Quelle drôle de façon de voir les choses. La plupart des gens ont tendance à vouloir vivre le plus longtemps possible...
— Quel intérêt ? Le fait que nous vivons ici et maintenant et que nous pouvons discuter de telles choses est extrêmement intéressant mais c'est totalement absurde. Sur l'échelle de l'Univers, ça n'a aucun sens... Alors, rallonger sa vie de trente ou quarante ans n'a aucun sens non plus.
— Je connais de vieilles personnes très heureuses... Et elles ont acquis une certaine sagesse au fil du temps...
— Une sagesse ? Qu'importe la sagesse... C'est quand on est jeune qu'on révolutionne le monde.
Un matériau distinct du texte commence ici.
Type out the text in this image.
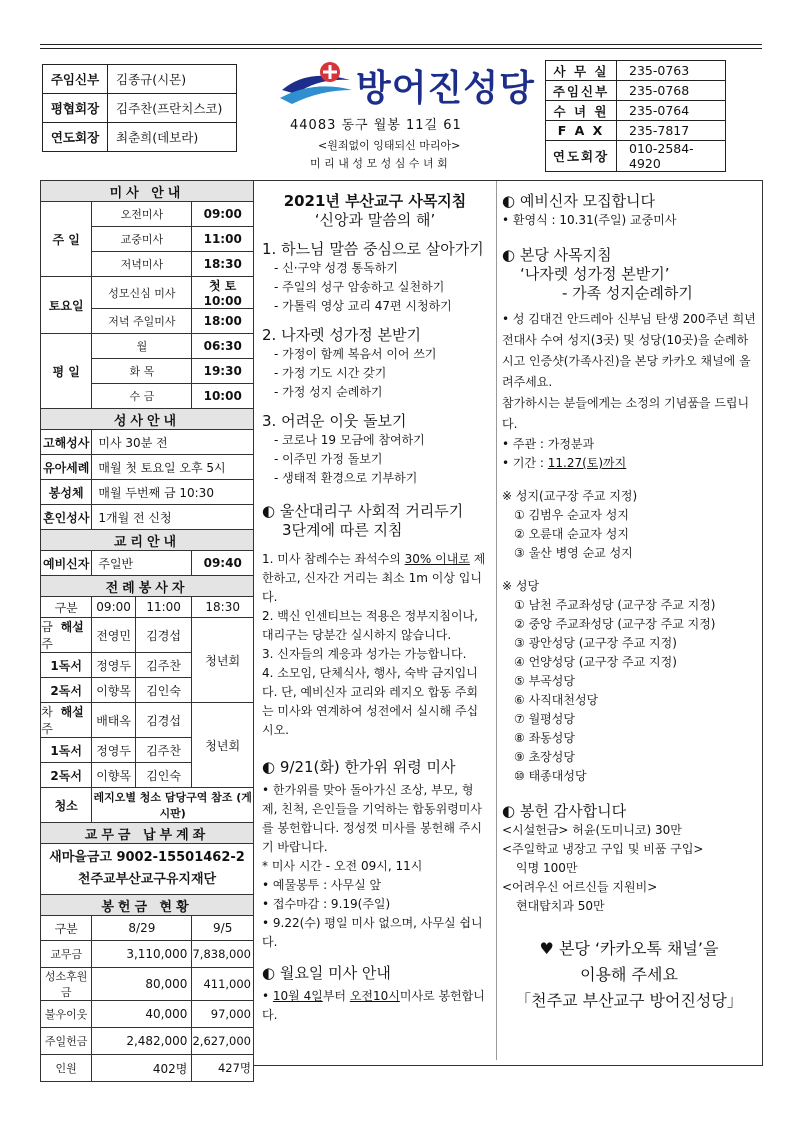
주임신부	김종규(시몬)
평협회장	김주찬(프란치스코)
연도회장	최춘희(데보라)
방어진성당
44083 동구 월봉 11길 61
<원죄없이 잉태되신 마리아>
미 리 내 성 모 성 심 수 녀 회
사 무 실	235-0763
주임신부	235-0768
수 녀 원	235-0764
F A X	235-7817
연도회장	010-2584-4920
미사 안내			
주 일	오전미사		09:00
	교중미사		11:00
	저녁미사		18:30
토요일	성모신심 미사		첫 토 10:00
	저녁 주일미사		18:00
평 일	월		06:30
	화 목		19:30
	수 금		10:00
성사안내			
고해성사	미사 30분 전		
유아세례	매월 첫 토요일 오후 5시		
봉성체	매월 두번째 금 10:30		
혼인성사	1개월 전 신청		
교리안내			
예비신자	주일반		09:40
전례봉사자			
구분	09:00	11:00	18:30

금 주
해설	전영민	김경섭	청년회
1독서	정영두	김주찬	
2독서	이향목	김인숙	

차 주
해설	배태옥	김경섭	청년회
1독서	정영두	김주찬	
2독서	이향목	김인숙	
청소	레지오별 청소 담당구역 참조 (게시판)		
교무금 납부계좌			

새마을금고 9002-15501462-2
천주교부산교구유지재단			

봉헌금 현황			
구분	8/29		9/5
교무금	3,110,000		7,838,000
성소후원금	80,000		411,000
불우이웃	40,000		97,000
주일헌금	2,482,000		2,627,000
인원	402명		427명

2021년 부산교구 사목지침

‘신앙과 말씀의 해’

1. 하느님 말씀 중심으로 살아가기

- 신·구약 성경 통독하기

- 주일의 성구 암송하고 실천하기

- 가톨릭 영상 교리 47편 시청하기

2. 나자렛 성가정 본받기

- 가정이 함께 복음서 이어 쓰기

- 가정 기도 시간 갖기

- 가정 성지 순례하기

3. 어려운 이웃 돌보기

- 코로나 19 모금에 참여하기

- 이주민 가정 돌보기

- 생태적 환경으로 기부하기

◐ 울산대리구 사회적 거리두기

3단계에 따른 지침

1. 미사 참례수는 좌석수의 30% 이내로 제한하고, 신자간 거리는 최소 1m 이상 입니다.

2. 백신 인센티브는 적용은 정부지침이나, 대리구는 당분간 실시하지 않습니다.

3. 신자들의 계응과 성가는 가능합니다.

4. 소모임, 단체식사, 행사, 숙박 금지입니다. 단, 예비신자 교리와 레지오 합동 주회는 미사와 연계하여 성전에서 실시해 주십시오.

◐ 9/21(화) 한가위 위령 미사

• 한가위를 맞아 돌아가신 조상, 부모, 형제, 친척, 은인들을 기억하는 합동위령미사를 봉헌합니다. 정성껏 미사를 봉헌해 주시기 바랍니다.

* 미사 시간 - 오전 09시, 11시

• 예물봉투 : 사무실 앞

• 접수마감 : 9.19(주일)

• 9.22(수) 평일 미사 없으며, 사무실 쉽니다.

◐ 월요일 미사 안내

• 10월 4일부터 오전10시미사로 봉헌합니다.

◐ 예비신자 모집합니다

• 환영식 : 10.31(주일) 교중미사

◐ 본당 사목지침

‘나자렛 성가정 본받기’

- 가족 성지순례하기

• 성 김대건 안드레아 신부님 탄생 200주년 희년 전대사 수여 성지(3곳) 및 성당(10곳)을 순례하시고 인증샷(가족사진)을 본당 카카오 채널에 올려주세요.

참가하시는 분들에게는 소정의 기념품을 드립니다.

• 주관 : 가정분과

• 기간 : 11.27(토)까지

※ 성지(교구장 주교 지정)

① 김범우 순교자 성지

② 오륜대 순교자 성지

③ 울산 병영 순교 성지

※ 성당

① 남천 주교좌성당 (교구장 주교 지정)

② 중앙 주교좌성당 (교구장 주교 지정)

③ 광안성당 (교구장 주교 지정)

④ 언양성당 (교구장 주교 지정)

⑤ 부곡성당

⑥ 사직대천성당

⑦ 월평성당

⑧ 좌동성당

⑨ 초장성당

⑩ 태종대성당

◐ 봉헌 감사합니다

<시설헌금> 허윤(도미니코) 30만

<주일학교 냉장고 구입 및 비품 구입>

익명 100만

<어려우신 어르신들 지원비>

현대탑치과 50만

♥ 본당 ‘카카오톡 채널’을

이용해 주세요

「천주교 부산교구 방어진성당」
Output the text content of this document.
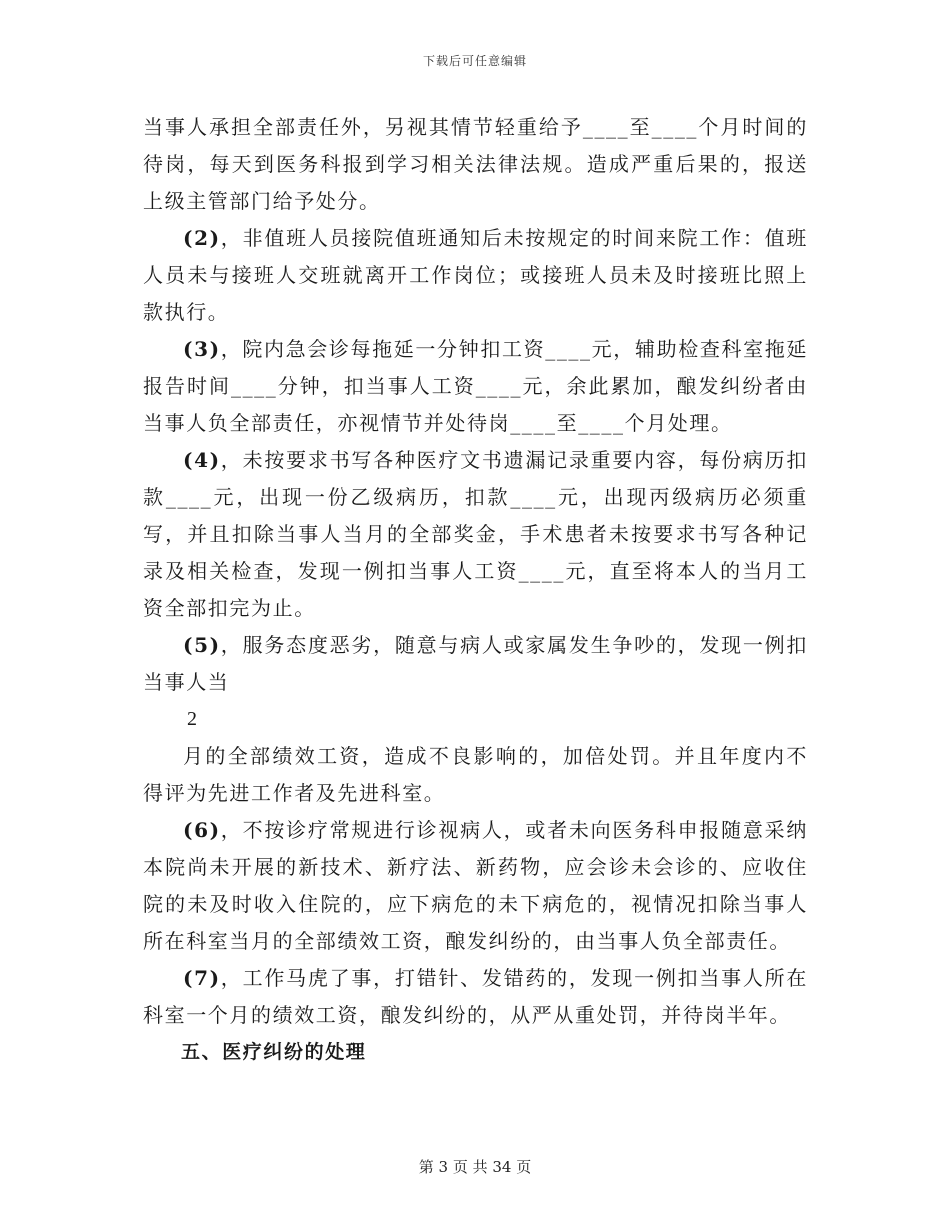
下载后可任意编辑

当事人承担全部责任外，另视其情节轻重给予____至____个月时间的待岗，每天到医务科报到学习相关法律法规。造成严重后果的，报送上级主管部门给予处分。

(2)，非值班人员接院值班通知后未按规定的时间来院工作：值班人员未与接班人交班就离开工作岗位；或接班人员未及时接班比照上款执行。

(3)，院内急会诊每拖延一分钟扣工资____元，辅助检查科室拖延报告时间____分钟，扣当事人工资____元，余此累加，酿发纠纷者由当事人负全部责任，亦视情节并处待岗____至____个月处理。

(4)，未按要求书写各种医疗文书遗漏记录重要内容，每份病历扣款____元，出现一份乙级病历，扣款____元，出现丙级病历必须重写，并且扣除当事人当月的全部奖金，手术患者未按要求书写各种记录及相关检查，发现一例扣当事人工资____元，直至将本人的当月工资全部扣完为止。

(5)，服务态度恶劣，随意与病人或家属发生争吵的，发现一例扣当事人当

2

月的全部绩效工资，造成不良影响的，加倍处罚。并且年度内不得评为先进工作者及先进科室。

(6)，不按诊疗常规进行诊视病人，或者未向医务科申报随意采纳本院尚未开展的新技术、新疗法、新药物，应会诊未会诊的、应收住院的未及时收入住院的，应下病危的未下病危的，视情况扣除当事人所在科室当月的全部绩效工资，酿发纠纷的，由当事人负全部责任。

(7)，工作马虎了事，打错针、发错药的，发现一例扣当事人所在科室一个月的绩效工资，酿发纠纷的，从严从重处罚，并待岗半年。

五、医疗纠纷的处理

第 3 页 共 34 页
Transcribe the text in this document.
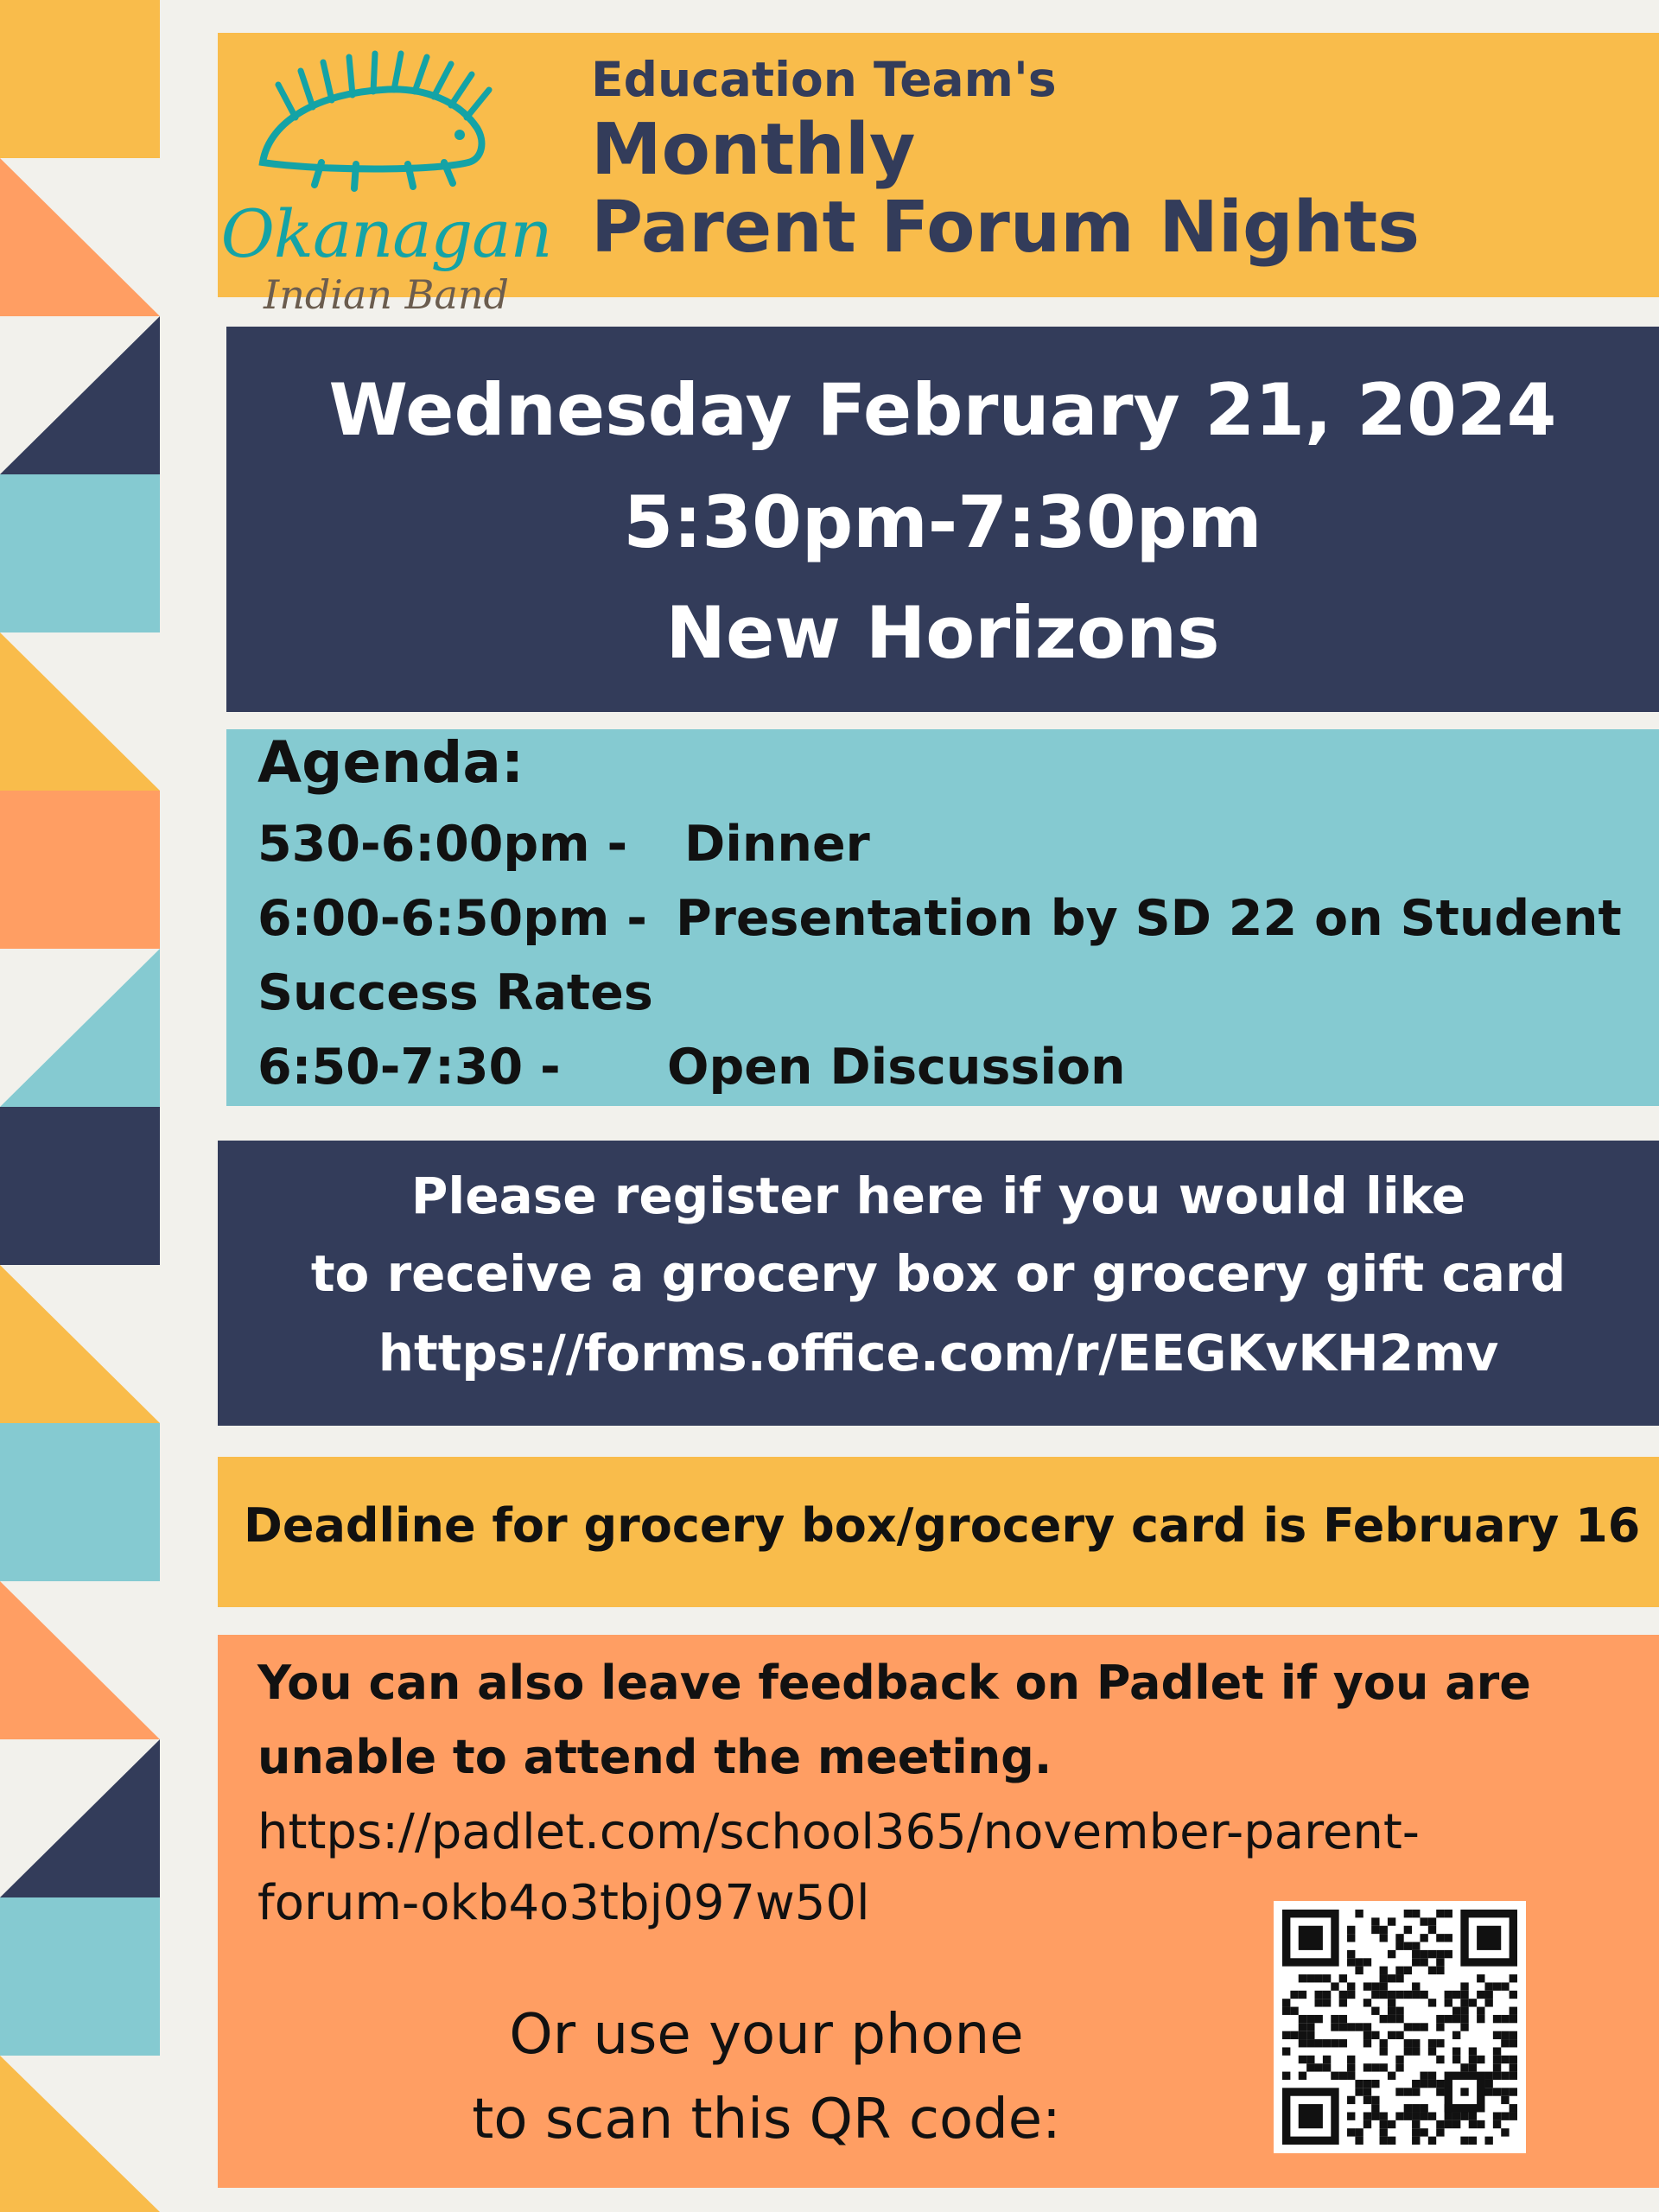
Okanagan
Indian Band
Education Team's
Monthly
Parent Forum Nights
Wednesday February 21, 2024
5:30pm-7:30pm
New Horizons
Agenda:
530-6:00pm - Dinner
6:00-6:50pm - Presentation by SD 22 on Student
Success Rates
6:50-7:30 - Open Discussion
Please register here if you would like
to receive a grocery box or grocery gift card
https://forms.office.com/r/EEGKvKH2mv
Deadline for grocery box/grocery card is February 16
You can also leave feedback on Padlet if you are
unable to attend the meeting.
https://padlet.com/school365/november-parent-
forum-okb4o3tbj097w50l
Or use your phone
to scan this QR code:
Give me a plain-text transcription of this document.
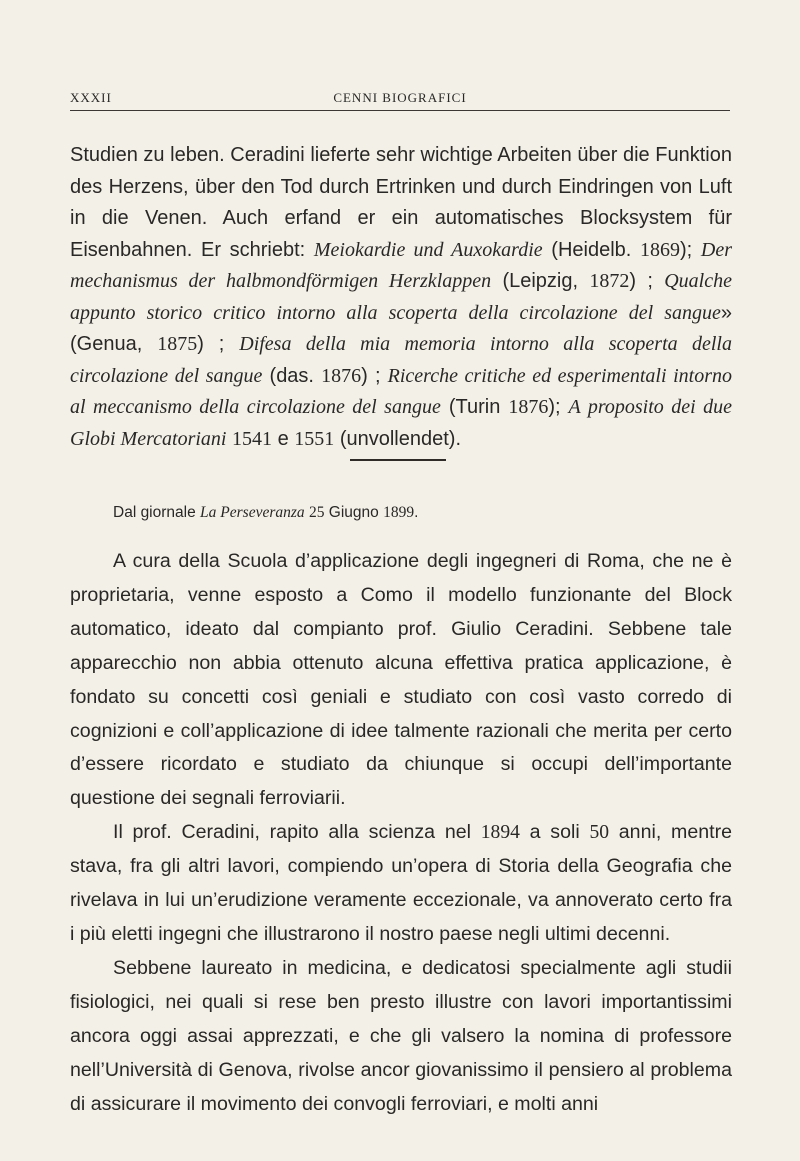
XXXII	CENNI BIOGRAFICI

Studien zu leben. Ceradini lieferte sehr wichtige Arbeiten über die Funktion des Herzens, über den Tod durch Ertrinken und durch Eindringen von Luft in die Venen. Auch erfand er ein automatisches Blocksystem für Eisenbahnen. Er schriebt: Meiokardie und Auxokardie (Heidelb. 1869); Der mechanismus der halbmondförmigen Herzklappen (Leipzig, 1872) ; Qualche appunto storico critico intorno alla scoperta della circolazione del sangue» (Genua, 1875) ; Difesa della mia memoria intorno alla scoperta della circolazione del sangue (das. 1876) ; Ricerche critiche ed esperimentali intorno al meccanismo della circolazione del sangue (Turin 1876); A proposito dei due Globi Mercatoriani 1541 e 1551 (unvollendet).

Dal giornale La Perseveranza 25 Giugno 1899.

A cura della Scuola d’applicazione degli ingegneri di Roma, che ne è proprietaria, venne esposto a Como il modello funzionante del Block automatico, ideato dal compianto prof. Giulio Ceradini. Sebbene tale apparecchio non abbia ottenuto alcuna effettiva pratica applicazione, è fondato su concetti così geniali e studiato con così vasto corredo di cognizioni e coll’applicazione di idee talmente razionali che merita per certo d’essere ricordato e studiato da chiunque si occupi dell’importante questione dei segnali ferroviarii.

Il prof. Ceradini, rapito alla scienza nel 1894 a soli 50 anni, mentre stava, fra gli altri lavori, compiendo un’opera di Storia della Geografia che rivelava in lui un’erudizione veramente eccezionale, va annoverato certo fra i più eletti ingegni che illustrarono il nostro paese negli ultimi decenni.

Sebbene laureato in medicina, e dedicatosi specialmente agli studii fisiologici, nei quali si rese ben presto illustre con lavori importantissimi ancora oggi assai apprezzati, e che gli valsero la nomina di professore nell’Università di Genova, rivolse ancor giovanissimo il pensiero al problema di assicurare il movimento dei convogli ferroviari, e molti anni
Avec la vieillesse vient la paralysie de la pensée... Je ne veux pas être vieux... »
(C'est quelque chose qui me terrifie, bien plus que le néant : non pas la vieillesse de corps, mais bien la vieillesse de l'esprit.)

Fin de soirée. Jerry parle de l'expérience fabuleuse qu'il a eue à plusieurs reprises en absorbant des champignons hallucinogènes : « C'est incroyable. Quand tu vis ça pour la première fois, tu regardes le Monde avec de grands yeux émerveillés... Et quand tu en prends les fois suivantes, tu reconnais la sensation et tu te dis : "Chouette, ça y est, ça recommence !" Quand tu es sous l'effet des champis, tu regardes, tu entends, tu goûtes, tu sens tout de manière exacerbée. Tu es capable de t'extasier sur chaque brin d'herbe pris séparément. Tout ce que tu manges possède beaucoup plus de goût que d'habitude. Et tu développes une logique parallèle que jamais tu ne développerais en temps normal. »

Mais c'est qu'il donnerait envie d'en prendre, le salopiaud ! Je mets une option sur le projet, tout en redoutant les pensées qui pourraient se libérer si je venais à ingérer un tel désinhibiteur.